En famille, dans un endroit de Paris que je ne crois pas connaître, nous traversons une gare, nous remontons le quai jusqu’à la partie la plus sombre de la gare, là où les voies sont les moins utilisées, peu de trains partant de là, voie de garage, surpris d’y trouver ce qui ressemble aux restes d’une fête en train de se terminer, d’une célébration de services (inauguration ou départ en retraite ?) : deux hommes en uniforme finissent leurs verres pleins de vin rouge en se levant, dans ce mouvement, le sentiment du devoir accompli se lit sur leurs visages fermés. Dans leur geste il y a de la hâte, il faut tourner la page. Nous poursuivons notre chemin. Les invités disséminés, prêts à partir, deux trois sont encore assis à table. Ils nous jettent des regards noirs parce que nous passons semble-t-il là où nous ne devrions pas.
Nous débouchons dans un endroit que je ne connais pas, une route très passante, comme celle qui traverse une colline ou une montagne en ville, avec de nombreuses voitures, fort trafic et bruits alentour, il nous faut traverser la rue, ce qui est difficile, voire dangereux. Nous courons de l’autre côté.
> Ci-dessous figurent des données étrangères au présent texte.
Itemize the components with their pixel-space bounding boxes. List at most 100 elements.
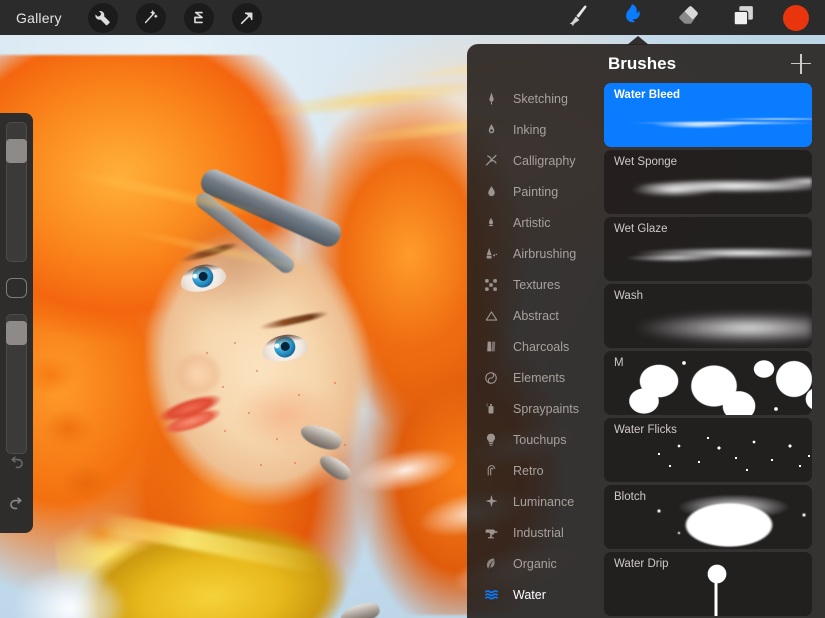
charcoal-block-icon [479,339,503,354]
opacity-slider[interactable] [6,313,27,454]
lightbulb-icon [479,432,503,447]
brush-category-touchups[interactable]: Touchups [467,424,604,455]
brush-category-label: Textures [513,277,561,292]
brush-category-calligraphy[interactable]: Calligraphy [467,145,604,176]
brush-category-elements[interactable]: Elements [467,362,604,393]
brush-item-label: M [614,357,624,369]
brush-item-water-bleed[interactable]: Water Bleed [604,83,812,147]
brush-category-label: Luminance [513,494,575,509]
brush-panel-title: Brushes [608,53,677,73]
yin-yang-icon [479,371,503,385]
brush-category-airbrushing[interactable]: Airbrushing [467,238,604,269]
s-curve-selection-icon [190,9,207,26]
brush-category-label: Airbrushing [513,246,577,261]
right-tool-group [563,3,809,33]
brush-size-slider[interactable] [6,122,27,263]
brush-list-column: Brushes Water Bleed Wet Sponge Wet Glaze [604,44,825,618]
brush-category-label: Artistic [513,215,551,230]
top-toolbar: Gallery [0,0,825,35]
brush-category-organic[interactable]: Organic [467,548,604,579]
brush-item-label: Wash [614,290,643,302]
brush-item-wet-glaze[interactable]: Wet Glaze [604,217,812,281]
layers-button[interactable] [728,3,758,33]
pencil-tip-icon [479,91,503,106]
smudge-finger-icon [620,2,646,33]
gallery-button[interactable]: Gallery [16,10,62,26]
redo-button[interactable] [7,495,26,519]
brush-category-label: Water [513,587,546,602]
brush-category-textures[interactable]: Textures [467,269,604,300]
brush-category-label: Retro [513,463,544,478]
brush-panel-header: Brushes [604,44,825,83]
brush-category-label: Sketching [513,91,568,106]
art-white-shoulder [10,560,140,618]
layers-icon [731,3,756,33]
eraser-button[interactable] [673,3,703,33]
brush-item-blotch[interactable]: Blotch [604,485,812,549]
brush-category-label: Calligraphy [513,153,576,168]
smudge-button[interactable] [618,3,648,33]
spray-can-icon [479,401,503,416]
paint-drop-icon [479,184,503,199]
brush-category-label: Inking [513,122,547,137]
water-waves-icon [479,587,503,602]
leaf-icon [479,556,503,571]
airbrush-icon [479,246,503,261]
triangle-icon [479,309,503,323]
brush-category-list: Sketching Inking Calligraphy Painting Ar… [467,44,604,618]
brush-category-abstract[interactable]: Abstract [467,300,604,331]
adjustments-wand-button[interactable] [135,2,166,33]
brush-item-label: Water Bleed [614,89,681,101]
transform-button[interactable] [231,2,262,33]
brush-category-label: Touchups [513,432,567,447]
brush-category-label: Organic [513,556,557,571]
brush-category-charcoals[interactable]: Charcoals [467,331,604,362]
sparkle-icon [479,494,503,509]
magic-wand-icon [142,9,159,26]
paintbrush-icon [566,3,591,33]
brush-panel-caret [627,36,649,45]
undo-button[interactable] [7,454,26,478]
opacity-slider-thumb[interactable] [6,320,27,345]
retro-curve-icon [479,463,503,478]
brush-item-label: Water Flicks [614,424,677,436]
brush-stroke-preview [604,351,812,415]
brush-category-retro[interactable]: Retro [467,455,604,486]
modify-button[interactable] [6,278,27,298]
brush-category-spraypaints[interactable]: Spraypaints [467,393,604,424]
brush-size-slider-thumb[interactable] [6,139,27,163]
arrow-transform-icon [239,10,255,26]
brush-category-luminance[interactable]: Luminance [467,486,604,517]
brush-panel: Sketching Inking Calligraphy Painting Ar… [467,44,825,618]
checker-texture-icon [479,278,503,292]
selection-button[interactable] [183,2,214,33]
brush-category-label: Spraypaints [513,401,580,416]
brush-category-industrial[interactable]: Industrial [467,517,604,548]
brush-item-water-drip[interactable]: Water Drip [604,552,812,616]
brush-category-label: Industrial [513,525,564,540]
brush-list[interactable]: Water Bleed Wet Sponge Wet Glaze Wash M [604,83,825,618]
brush-category-inking[interactable]: Inking [467,114,604,145]
add-brush-button[interactable] [791,53,811,74]
brush-item-wet-sponge[interactable]: Wet Sponge [604,150,812,214]
brush-item-label: Water Drip [614,558,669,570]
brush-category-label: Painting [513,184,559,199]
brush-item-label: Wet Glaze [614,223,668,235]
color-swatch-button[interactable] [783,4,809,31]
left-sidebar [0,113,33,533]
brush-category-artistic[interactable]: Artistic [467,207,604,238]
calligraphy-icon [479,153,503,168]
brush-category-water[interactable]: Water [467,579,604,610]
brush-item-water-flicks[interactable]: Water Flicks [604,418,812,482]
brush-item-wash[interactable]: Wash [604,284,812,348]
ink-nib-icon [479,122,503,137]
brush-item-splatter[interactable]: M [604,351,812,415]
brush-category-sketching[interactable]: Sketching [467,83,604,114]
left-tool-group [87,2,262,33]
brush-category-label: Charcoals [513,339,570,354]
paint-brush-button[interactable] [563,3,593,33]
undo-redo-group [7,454,26,533]
brush-item-label: Wet Sponge [614,156,678,168]
brush-category-painting[interactable]: Painting [467,176,604,207]
actions-wrench-button[interactable] [87,2,118,33]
Des sculptures dorées, en ronde bosse, s’empilent sur le mur au-dessus de la sortie du souterrain, des œuvres d’une impressionnante beauté, dont la dimension gigantesque sur le mur lui-même très haut nous surprend, nous saisit. Elles représentent des êtres hybrides difficiles à identifier dans notre précipitation. Car nous sommes pressés, et je ne sais pas du tout pourquoi, où nous allons.
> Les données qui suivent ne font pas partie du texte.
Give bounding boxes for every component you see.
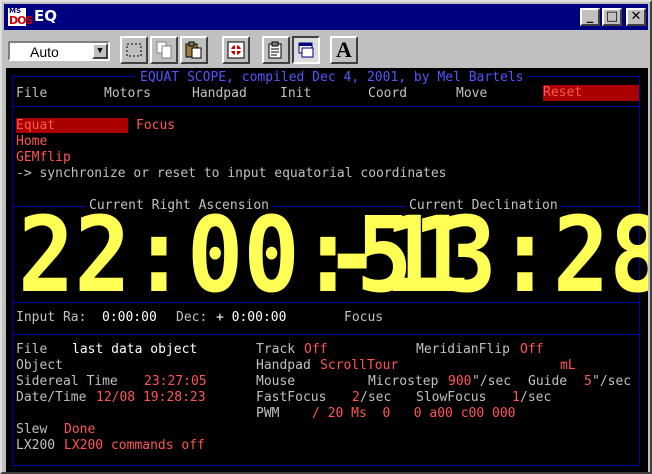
close-button[interactable]: ✕ bbox=[626, 8, 646, 26]
properties-icon bbox=[268, 41, 282, 59]
divider bbox=[12, 106, 640, 107]
background-icon bbox=[298, 42, 314, 58]
menu-coord[interactable]: Coord bbox=[368, 86, 407, 101]
sidereal-label: Sidereal Time bbox=[16, 374, 118, 389]
font-size-select[interactable]: Auto ▼ bbox=[8, 41, 110, 61]
hint-text: -> synchronize or reset to input equator… bbox=[16, 166, 447, 181]
pwm-label: PWM bbox=[256, 406, 280, 421]
divider bbox=[12, 334, 640, 335]
fastfocus-unit: /sec bbox=[360, 390, 392, 405]
slew-label: Slew bbox=[16, 422, 48, 437]
menu-init[interactable]: Init bbox=[280, 86, 311, 101]
mark-button[interactable] bbox=[120, 36, 148, 64]
input-dec-label: Dec: bbox=[176, 310, 208, 325]
submenu-focus[interactable]: Focus bbox=[136, 118, 175, 133]
maximize-button[interactable]: □ bbox=[602, 8, 622, 26]
submenu-home[interactable]: Home bbox=[16, 134, 47, 149]
menu-reset[interactable]: Reset bbox=[543, 85, 639, 101]
input-focus-label: Focus bbox=[344, 310, 384, 325]
background-button[interactable] bbox=[292, 36, 320, 64]
msdos-logo-icon[interactable]: MS DOS bbox=[8, 7, 33, 27]
fastfocus-label: FastFocus bbox=[256, 390, 327, 405]
meridian-label: MeridianFlip bbox=[416, 342, 510, 357]
font-size-value: Auto bbox=[30, 44, 59, 60]
slowfocus-unit: /sec bbox=[520, 390, 552, 405]
copy-icon bbox=[156, 41, 172, 59]
pwm-value: / 20 Ms 0 0 a00 c00 000 bbox=[312, 406, 516, 421]
properties-button[interactable] bbox=[262, 36, 290, 64]
copy-button[interactable] bbox=[150, 36, 178, 64]
chevron-down-icon[interactable]: ▼ bbox=[92, 43, 108, 59]
fastfocus-value: 2 bbox=[352, 390, 360, 405]
input-ra-field[interactable]: 0:00:00 bbox=[102, 310, 157, 325]
microstep-unit: "/sec bbox=[472, 374, 512, 389]
slowfocus-value: 1 bbox=[512, 390, 520, 405]
fullscreen-icon bbox=[227, 41, 245, 59]
guide-value: 5 bbox=[584, 374, 592, 389]
datetime-label: Date/Time bbox=[16, 390, 87, 405]
toolbar: Auto ▼ A bbox=[4, 32, 648, 68]
lx200-value: LX200 commands off bbox=[64, 438, 205, 453]
banner: EQUAT SCOPE, compiled Dec 4, 2001, by Me… bbox=[136, 70, 528, 85]
menu-handpad[interactable]: Handpad bbox=[192, 86, 247, 101]
file-value: last data object bbox=[72, 342, 198, 357]
terminal-screen[interactable]: EQUAT SCOPE, compiled Dec 4, 2001, by Me… bbox=[6, 68, 648, 472]
track-value: Off bbox=[304, 342, 328, 357]
mouse-label: Mouse bbox=[256, 374, 296, 389]
paste-button[interactable] bbox=[180, 36, 208, 64]
lx200-label: LX200 bbox=[16, 438, 56, 453]
slew-value: Done bbox=[64, 422, 96, 437]
track-label: Track bbox=[256, 342, 296, 357]
dos-window: MS DOS EQ _ □ ✕ Auto ▼ A EQUAT SCOPE, co… bbox=[0, 0, 652, 474]
menu-move[interactable]: Move bbox=[456, 86, 487, 101]
dec-display: 13:28:29 bbox=[384, 194, 648, 316]
menu-motors[interactable]: Motors bbox=[104, 86, 151, 101]
microstep-label: Microstep bbox=[368, 374, 439, 389]
submenu-equat[interactable]: Equat bbox=[16, 118, 128, 133]
object-label: Object bbox=[16, 358, 63, 373]
fullscreen-button[interactable] bbox=[222, 36, 250, 64]
minimize-button[interactable]: _ bbox=[580, 8, 600, 26]
meridian-value: Off bbox=[520, 342, 544, 357]
dec-sign: - bbox=[324, 194, 381, 316]
mark-icon bbox=[126, 43, 142, 57]
submenu-gemflip[interactable]: GEMflip bbox=[16, 150, 71, 165]
file-label: File bbox=[16, 342, 48, 357]
window-title: EQ bbox=[34, 7, 57, 25]
datetime-value: 12/08 19:28:23 bbox=[96, 390, 206, 405]
sidereal-value: 23:27:05 bbox=[144, 374, 207, 389]
guide-unit: "/sec bbox=[592, 374, 632, 389]
title-bar[interactable]: MS DOS EQ _ □ ✕ bbox=[4, 4, 648, 30]
handpad-value: ScrollTour bbox=[320, 358, 399, 373]
slowfocus-label: SlowFocus bbox=[416, 390, 487, 405]
ml-value: mL bbox=[560, 358, 576, 373]
font-button[interactable]: A bbox=[330, 36, 358, 64]
logo-bottom-text: DOS bbox=[9, 14, 33, 27]
microstep-value: 900 bbox=[448, 374, 472, 389]
paste-icon bbox=[185, 41, 202, 59]
guide-label: Guide bbox=[528, 374, 568, 389]
menu-file[interactable]: File bbox=[16, 86, 47, 101]
handpad-label: Handpad bbox=[256, 358, 311, 373]
input-dec-field[interactable]: + 0:00:00 bbox=[216, 310, 286, 325]
input-ra-label: Input Ra: bbox=[16, 310, 87, 325]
L’endroit est baignée d’une lumière rasante de fin de journée qui me plaît beaucoup.
Nous traversons malgré le danger des voitures roulant à vive allure. En face, sous la voûte, un visage sculpté aux traits vagues, je m’arrête pour le prendre en photo mais je n’y parviens pas, mon appareil ne fonctionne pas, encore une fois.
Entre temps les filles disparaissent dans la foule devenue tout à coup plus compacte, dense. Je pars à leur recherche dans un réseau d’allées étroites et sombres.
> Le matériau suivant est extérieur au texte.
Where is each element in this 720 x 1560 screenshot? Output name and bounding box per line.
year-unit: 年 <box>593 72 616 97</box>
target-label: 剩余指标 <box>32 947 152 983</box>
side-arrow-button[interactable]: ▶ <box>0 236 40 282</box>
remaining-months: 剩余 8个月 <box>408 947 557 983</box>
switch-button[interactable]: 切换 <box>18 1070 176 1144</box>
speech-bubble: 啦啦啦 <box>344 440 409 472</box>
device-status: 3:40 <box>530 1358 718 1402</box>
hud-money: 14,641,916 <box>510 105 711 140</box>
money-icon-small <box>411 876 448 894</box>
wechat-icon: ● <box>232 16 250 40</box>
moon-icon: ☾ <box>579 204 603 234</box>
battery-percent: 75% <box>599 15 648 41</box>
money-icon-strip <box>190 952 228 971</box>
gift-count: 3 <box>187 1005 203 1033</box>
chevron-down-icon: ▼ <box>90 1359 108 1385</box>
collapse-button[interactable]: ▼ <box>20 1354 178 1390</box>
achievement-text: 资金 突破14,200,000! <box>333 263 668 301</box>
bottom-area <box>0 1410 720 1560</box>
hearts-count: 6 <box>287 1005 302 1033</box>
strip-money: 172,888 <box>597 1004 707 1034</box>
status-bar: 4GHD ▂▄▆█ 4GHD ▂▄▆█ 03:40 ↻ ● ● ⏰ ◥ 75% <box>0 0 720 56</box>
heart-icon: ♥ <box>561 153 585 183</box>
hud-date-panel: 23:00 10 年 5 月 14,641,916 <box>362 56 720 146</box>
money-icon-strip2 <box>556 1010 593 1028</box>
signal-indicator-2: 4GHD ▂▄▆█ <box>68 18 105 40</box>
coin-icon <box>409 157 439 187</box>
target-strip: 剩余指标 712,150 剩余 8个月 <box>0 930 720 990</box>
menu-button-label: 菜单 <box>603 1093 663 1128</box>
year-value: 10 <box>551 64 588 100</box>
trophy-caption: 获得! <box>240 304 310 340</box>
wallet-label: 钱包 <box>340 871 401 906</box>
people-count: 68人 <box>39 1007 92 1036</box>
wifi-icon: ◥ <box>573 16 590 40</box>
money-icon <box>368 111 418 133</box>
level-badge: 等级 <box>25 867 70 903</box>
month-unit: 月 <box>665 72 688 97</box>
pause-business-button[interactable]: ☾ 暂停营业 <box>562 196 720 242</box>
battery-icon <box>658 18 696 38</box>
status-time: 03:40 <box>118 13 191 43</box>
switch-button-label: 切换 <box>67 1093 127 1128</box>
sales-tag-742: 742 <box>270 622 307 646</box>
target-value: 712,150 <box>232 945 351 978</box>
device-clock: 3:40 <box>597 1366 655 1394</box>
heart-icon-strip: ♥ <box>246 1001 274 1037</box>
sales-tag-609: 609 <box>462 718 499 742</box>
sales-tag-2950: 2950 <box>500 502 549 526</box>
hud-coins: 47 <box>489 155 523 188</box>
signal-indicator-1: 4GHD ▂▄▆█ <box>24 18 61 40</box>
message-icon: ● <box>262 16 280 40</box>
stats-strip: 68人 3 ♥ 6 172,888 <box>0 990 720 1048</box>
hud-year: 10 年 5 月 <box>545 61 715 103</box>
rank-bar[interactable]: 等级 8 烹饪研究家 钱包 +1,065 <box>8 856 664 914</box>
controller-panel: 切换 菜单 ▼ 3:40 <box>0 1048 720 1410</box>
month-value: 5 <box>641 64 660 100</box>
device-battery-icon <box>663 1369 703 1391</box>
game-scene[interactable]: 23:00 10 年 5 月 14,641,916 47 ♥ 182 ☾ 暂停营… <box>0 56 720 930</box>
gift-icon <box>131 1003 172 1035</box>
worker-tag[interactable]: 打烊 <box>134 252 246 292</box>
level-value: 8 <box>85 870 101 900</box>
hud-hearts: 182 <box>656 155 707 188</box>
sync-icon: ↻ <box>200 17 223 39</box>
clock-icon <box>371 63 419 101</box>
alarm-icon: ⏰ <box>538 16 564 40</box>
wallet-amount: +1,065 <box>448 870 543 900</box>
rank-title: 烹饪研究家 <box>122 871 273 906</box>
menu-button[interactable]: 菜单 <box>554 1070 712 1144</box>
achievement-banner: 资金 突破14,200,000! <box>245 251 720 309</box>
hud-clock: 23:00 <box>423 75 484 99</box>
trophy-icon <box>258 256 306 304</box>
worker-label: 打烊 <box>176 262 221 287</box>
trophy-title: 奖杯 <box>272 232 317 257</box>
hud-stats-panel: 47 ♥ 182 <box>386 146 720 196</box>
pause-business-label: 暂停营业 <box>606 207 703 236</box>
Pensant les avoir perdues de vue, dans un tournant étriqué qui se transforme en couloir, je pousse un cri terrible, puissant. Le visage des gens autour de moi me sautent aux yeux comme sous le coup d’un projecteur inattendu, figés par un flash.
Il s’agit de parfaits inconnus choqués par mon attitude et ce cri terrifiant qui semble les pétrifier et résonne dans cet espace confiné, ressemblant au dédale d’un musée, dans lequel je viens de perdre la trace des membres de ma famille.
Ce cri je l’entends très nettement dans mon rêve et il me réveille.
Au réveil, je note d’un trait ce rêve sur mon iPad avant l’aller chercher le pain pour le petit-déjeuner. En revenant, je me dis que je vais le publier sur mon site, mais au moment de trouver l’image qui pourrait l’accompagner, impossible d’imprimer celles très précises que j’ai en tête, je pourrais me dire que le texte et ses descriptions suffisent à en dessiner les contours, mais cela ne me convient pas, me frustre même.
La gare c’est celle de Paris-Lyon et ses quais marginaux (voies M ou N, c’est un signe) que j’emprunte beaucoup ces derniers jours, plongés dans la pénombre et l’odeur persistante de frites que l’aération d’un restaurant souterrain rejette impunément.
Les sculptures m’évoquent celles du Louvre, notamment celle du Héros maîtrisant un lion qui faisait partie d’un dispositif architectural et décoratif complexe du palais de Sargon d’Assyrie. Cette sculpture de plus de 5 mètres de haut représente un personnage en train d’étouffer un lion.
Le souterrain avec les voitures, c’est à Naples, le Tunnel della Vittoria qui me conduit, comme la lumière rasante jusqu’à Bastia, en Corse. Et le sens du rêve, je le comprends très bien, mais ce n’est pas ce qui retient ici mon attention. C’est plus la question suivante : comment transcrire les images précises que j’ai en tête, sans les fabriquer de toute pièce ? Que se passe-t-il si j’utilise comme j’essaye de le faire ici, des images sans lien direct avec ce dont j’ai rêvé, mais qui, dans l’écart qui s’installe entre elles et les images de mon rêve, écrivent un texte souterrain que je n’aurais pas su écrire autrement, un texte sans mot, juste un dialogue entre une image invisible décrit de mémoire, et une image qui vient d’ailleurs.
Mais peut-être ce texte n’est-il qu’une histoire inventée, les images du rêve cette femme que j’avais vu dormir sur l’un des bancs du Musée du Louvre, épuisée par sa visite.